China 'social credit': Beijing sets up huge system - dynofuz
https://www.bbc.com/news/world-asia-china-34592186
======
nabla9
Its huge social experiment. Beijing probably thinks there is no risk for them,
you can just modify the system until it works or end it if it goes bad. But
messing with social order can have unforeseen consequences.

I can see at least three scenarios:

1\. It eventually works well and cements the power structures. Those in power
can't get low scores. Wast majority of population aligns their behaviour with
the incentives provided by the credit. Effective caste system emerges.

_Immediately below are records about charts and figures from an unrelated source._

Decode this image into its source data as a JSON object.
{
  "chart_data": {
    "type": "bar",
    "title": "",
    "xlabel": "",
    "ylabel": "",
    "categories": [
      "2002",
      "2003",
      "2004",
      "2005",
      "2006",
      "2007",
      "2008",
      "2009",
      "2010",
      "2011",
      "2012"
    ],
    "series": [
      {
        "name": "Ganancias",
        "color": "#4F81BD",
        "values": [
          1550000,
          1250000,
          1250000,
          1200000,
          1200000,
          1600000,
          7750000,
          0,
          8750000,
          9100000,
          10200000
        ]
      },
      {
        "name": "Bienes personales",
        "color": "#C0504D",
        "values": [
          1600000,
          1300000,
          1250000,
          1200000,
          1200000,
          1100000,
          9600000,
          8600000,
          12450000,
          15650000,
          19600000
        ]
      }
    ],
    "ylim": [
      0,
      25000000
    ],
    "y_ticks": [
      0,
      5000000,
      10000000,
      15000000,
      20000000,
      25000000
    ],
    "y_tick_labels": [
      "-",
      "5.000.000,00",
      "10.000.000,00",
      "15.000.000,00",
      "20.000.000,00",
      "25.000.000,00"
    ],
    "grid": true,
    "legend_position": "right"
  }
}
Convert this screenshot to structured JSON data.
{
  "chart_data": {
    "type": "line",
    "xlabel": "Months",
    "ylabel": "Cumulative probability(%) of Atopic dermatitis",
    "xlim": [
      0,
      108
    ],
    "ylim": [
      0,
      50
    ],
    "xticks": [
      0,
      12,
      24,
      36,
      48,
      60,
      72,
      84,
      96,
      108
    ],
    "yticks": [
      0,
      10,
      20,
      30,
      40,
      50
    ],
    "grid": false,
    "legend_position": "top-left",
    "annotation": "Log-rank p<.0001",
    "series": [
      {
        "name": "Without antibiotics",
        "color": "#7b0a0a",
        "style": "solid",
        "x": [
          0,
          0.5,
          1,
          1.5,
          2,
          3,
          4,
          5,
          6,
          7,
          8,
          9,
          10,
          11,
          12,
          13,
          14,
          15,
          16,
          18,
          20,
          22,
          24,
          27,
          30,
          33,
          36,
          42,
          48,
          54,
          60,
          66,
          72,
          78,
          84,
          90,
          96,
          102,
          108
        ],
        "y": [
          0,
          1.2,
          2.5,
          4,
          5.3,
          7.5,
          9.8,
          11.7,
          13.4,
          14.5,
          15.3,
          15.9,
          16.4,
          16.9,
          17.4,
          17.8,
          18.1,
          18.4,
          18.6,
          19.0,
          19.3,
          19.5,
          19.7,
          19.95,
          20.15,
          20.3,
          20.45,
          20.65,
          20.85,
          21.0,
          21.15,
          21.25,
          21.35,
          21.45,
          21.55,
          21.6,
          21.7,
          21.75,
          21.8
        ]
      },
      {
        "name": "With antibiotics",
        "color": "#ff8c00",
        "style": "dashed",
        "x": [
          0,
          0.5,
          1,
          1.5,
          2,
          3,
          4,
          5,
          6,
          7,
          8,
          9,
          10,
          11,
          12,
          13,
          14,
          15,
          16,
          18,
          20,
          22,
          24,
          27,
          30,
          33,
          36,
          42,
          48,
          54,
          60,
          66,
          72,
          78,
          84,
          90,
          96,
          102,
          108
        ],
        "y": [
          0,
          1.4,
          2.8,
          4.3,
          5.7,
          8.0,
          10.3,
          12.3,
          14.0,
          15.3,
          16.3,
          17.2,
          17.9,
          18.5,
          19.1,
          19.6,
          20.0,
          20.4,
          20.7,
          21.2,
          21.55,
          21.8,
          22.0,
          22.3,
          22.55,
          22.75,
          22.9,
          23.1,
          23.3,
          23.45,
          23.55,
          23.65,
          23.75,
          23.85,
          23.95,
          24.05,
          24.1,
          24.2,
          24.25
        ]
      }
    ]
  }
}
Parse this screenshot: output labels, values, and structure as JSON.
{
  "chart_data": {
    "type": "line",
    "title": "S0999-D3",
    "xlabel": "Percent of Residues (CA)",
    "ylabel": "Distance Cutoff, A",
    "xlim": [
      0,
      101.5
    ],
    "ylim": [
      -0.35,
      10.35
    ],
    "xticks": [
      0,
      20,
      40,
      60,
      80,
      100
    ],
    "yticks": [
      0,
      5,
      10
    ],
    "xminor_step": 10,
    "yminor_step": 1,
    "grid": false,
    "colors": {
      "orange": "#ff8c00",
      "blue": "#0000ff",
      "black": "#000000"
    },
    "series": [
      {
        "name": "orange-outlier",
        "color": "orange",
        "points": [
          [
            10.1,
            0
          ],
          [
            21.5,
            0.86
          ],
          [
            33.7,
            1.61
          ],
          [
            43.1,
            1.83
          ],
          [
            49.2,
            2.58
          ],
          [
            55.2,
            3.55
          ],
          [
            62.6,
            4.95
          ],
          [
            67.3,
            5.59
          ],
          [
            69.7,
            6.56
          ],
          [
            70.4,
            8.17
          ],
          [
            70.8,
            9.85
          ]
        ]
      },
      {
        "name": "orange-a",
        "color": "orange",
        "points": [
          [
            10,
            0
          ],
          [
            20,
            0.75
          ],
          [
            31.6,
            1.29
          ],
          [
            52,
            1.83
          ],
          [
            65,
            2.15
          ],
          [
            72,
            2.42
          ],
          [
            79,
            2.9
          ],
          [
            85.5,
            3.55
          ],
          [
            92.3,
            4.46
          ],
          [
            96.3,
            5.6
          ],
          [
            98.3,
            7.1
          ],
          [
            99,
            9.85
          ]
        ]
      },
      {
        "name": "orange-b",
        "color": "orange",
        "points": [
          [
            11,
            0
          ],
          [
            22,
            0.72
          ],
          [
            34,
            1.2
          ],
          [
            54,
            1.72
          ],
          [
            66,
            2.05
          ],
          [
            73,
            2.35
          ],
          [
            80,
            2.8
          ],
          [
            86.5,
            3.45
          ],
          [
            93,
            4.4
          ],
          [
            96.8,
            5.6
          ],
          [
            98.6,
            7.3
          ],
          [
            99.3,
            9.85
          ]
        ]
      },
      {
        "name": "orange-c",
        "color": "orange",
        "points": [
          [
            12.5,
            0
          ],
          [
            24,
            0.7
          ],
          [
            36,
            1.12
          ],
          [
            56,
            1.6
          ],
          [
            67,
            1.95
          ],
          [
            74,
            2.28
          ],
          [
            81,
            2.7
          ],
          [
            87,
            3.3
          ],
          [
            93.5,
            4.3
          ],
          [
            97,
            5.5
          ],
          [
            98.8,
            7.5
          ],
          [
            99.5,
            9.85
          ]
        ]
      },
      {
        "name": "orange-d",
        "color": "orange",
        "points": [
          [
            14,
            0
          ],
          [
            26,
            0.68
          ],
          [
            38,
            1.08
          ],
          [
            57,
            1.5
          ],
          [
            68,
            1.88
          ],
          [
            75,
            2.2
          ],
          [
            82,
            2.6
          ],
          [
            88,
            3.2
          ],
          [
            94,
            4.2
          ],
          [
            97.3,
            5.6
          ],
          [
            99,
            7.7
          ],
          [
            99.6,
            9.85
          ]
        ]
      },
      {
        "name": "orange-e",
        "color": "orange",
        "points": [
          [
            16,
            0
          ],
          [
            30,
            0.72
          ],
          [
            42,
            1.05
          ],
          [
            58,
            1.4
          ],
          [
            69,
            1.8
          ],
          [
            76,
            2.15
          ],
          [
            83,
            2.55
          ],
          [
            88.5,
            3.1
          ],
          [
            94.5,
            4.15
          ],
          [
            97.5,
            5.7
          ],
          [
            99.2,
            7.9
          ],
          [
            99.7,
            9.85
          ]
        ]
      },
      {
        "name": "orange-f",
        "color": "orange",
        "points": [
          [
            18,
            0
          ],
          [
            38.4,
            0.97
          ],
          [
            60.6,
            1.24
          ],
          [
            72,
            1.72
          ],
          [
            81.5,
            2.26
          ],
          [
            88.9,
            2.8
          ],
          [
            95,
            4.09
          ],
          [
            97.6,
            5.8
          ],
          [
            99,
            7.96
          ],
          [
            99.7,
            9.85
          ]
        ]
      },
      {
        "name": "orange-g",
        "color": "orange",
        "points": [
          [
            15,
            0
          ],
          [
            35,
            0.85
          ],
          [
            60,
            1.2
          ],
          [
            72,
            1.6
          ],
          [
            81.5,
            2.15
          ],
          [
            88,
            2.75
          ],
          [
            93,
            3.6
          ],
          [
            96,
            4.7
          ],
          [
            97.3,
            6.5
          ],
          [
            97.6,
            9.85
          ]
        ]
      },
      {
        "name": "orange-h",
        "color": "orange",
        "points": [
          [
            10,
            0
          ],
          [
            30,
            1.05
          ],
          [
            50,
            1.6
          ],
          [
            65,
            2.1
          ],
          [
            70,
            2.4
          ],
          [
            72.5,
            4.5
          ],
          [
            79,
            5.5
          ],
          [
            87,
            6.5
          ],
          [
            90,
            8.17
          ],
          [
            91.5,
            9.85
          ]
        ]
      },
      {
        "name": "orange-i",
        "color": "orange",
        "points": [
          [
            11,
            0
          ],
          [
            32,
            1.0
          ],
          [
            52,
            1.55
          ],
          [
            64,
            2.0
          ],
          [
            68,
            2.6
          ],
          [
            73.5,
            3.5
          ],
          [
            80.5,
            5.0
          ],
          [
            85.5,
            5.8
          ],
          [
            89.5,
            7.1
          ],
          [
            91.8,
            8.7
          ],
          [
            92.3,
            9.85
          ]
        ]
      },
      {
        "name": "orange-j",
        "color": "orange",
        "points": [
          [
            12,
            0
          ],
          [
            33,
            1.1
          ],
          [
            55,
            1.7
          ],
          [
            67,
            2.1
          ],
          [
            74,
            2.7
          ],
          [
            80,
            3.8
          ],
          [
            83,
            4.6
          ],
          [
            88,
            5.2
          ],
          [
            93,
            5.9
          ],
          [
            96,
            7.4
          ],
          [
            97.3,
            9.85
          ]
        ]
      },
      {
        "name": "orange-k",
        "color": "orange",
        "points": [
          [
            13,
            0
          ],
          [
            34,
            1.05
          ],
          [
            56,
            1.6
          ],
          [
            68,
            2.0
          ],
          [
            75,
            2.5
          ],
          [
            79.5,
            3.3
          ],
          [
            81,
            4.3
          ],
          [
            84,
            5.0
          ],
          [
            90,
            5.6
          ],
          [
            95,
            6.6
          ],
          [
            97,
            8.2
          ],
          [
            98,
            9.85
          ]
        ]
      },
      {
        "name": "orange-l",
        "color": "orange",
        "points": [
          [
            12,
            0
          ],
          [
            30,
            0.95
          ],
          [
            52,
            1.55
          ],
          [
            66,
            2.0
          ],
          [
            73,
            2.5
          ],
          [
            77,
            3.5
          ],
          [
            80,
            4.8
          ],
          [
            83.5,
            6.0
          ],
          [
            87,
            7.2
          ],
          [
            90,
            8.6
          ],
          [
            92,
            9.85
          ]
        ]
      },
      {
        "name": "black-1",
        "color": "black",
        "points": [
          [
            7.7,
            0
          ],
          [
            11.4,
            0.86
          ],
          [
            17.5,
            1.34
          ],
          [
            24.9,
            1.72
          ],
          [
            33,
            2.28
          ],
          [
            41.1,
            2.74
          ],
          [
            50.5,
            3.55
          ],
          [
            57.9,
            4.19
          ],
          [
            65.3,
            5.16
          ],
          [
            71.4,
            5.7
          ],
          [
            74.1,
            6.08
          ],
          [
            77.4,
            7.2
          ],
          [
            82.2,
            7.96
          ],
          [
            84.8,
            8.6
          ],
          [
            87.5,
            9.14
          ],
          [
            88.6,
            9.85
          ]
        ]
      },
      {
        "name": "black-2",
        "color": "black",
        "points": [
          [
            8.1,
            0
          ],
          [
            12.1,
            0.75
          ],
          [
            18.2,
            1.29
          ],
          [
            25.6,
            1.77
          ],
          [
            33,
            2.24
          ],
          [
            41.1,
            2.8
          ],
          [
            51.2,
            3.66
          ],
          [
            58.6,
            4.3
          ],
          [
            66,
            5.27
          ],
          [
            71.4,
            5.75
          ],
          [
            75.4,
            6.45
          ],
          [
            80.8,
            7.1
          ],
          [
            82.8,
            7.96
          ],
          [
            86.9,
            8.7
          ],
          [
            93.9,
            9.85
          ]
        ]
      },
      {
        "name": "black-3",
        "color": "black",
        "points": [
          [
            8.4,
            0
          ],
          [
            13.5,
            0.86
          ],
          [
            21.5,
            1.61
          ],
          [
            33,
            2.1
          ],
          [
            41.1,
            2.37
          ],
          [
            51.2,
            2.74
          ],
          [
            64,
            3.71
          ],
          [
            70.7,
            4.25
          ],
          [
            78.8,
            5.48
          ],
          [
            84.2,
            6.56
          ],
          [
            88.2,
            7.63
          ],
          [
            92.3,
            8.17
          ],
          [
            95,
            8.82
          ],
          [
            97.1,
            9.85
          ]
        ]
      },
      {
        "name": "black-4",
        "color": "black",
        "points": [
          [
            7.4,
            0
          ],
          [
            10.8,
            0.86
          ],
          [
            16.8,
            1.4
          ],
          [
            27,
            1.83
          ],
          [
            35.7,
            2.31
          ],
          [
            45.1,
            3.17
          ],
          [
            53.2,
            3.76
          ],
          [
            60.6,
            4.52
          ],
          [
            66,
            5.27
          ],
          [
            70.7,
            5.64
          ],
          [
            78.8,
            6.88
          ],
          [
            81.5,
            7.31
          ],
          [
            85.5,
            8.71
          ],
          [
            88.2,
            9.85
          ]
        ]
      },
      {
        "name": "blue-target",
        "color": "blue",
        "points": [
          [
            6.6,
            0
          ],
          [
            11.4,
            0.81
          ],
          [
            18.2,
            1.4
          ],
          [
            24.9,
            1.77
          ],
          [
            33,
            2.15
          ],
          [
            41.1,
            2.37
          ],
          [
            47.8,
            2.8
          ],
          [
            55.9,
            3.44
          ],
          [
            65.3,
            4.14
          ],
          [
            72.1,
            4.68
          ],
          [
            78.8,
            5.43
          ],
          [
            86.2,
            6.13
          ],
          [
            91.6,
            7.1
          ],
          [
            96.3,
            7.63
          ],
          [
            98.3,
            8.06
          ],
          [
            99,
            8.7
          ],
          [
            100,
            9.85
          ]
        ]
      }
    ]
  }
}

2\. It somewhat works but people eventually hack around it and corrupt it.
Social credit becomes the new center of corruption that weakens Beijing. Shady
people get ahead faster than before.

3\. There is a sudden blowback that is too fast to counter and is spreads
trough the whole nation. For example: Too many people are forbidden from
traveling during the new year to their families. They and their families
protest and that lowers their credit even more. Angry people start to push
back and Bejing loses control...

------
mtgx
If this system is not criticized more, countries will soon begin to look at it
with envy, regardless of whether or not they think it will be a positive
addition to their societies, but primarily because it will be a great way to
_control_ those societies. So if their people don't attack it, they might see
it as an invitation to implement it at home, too.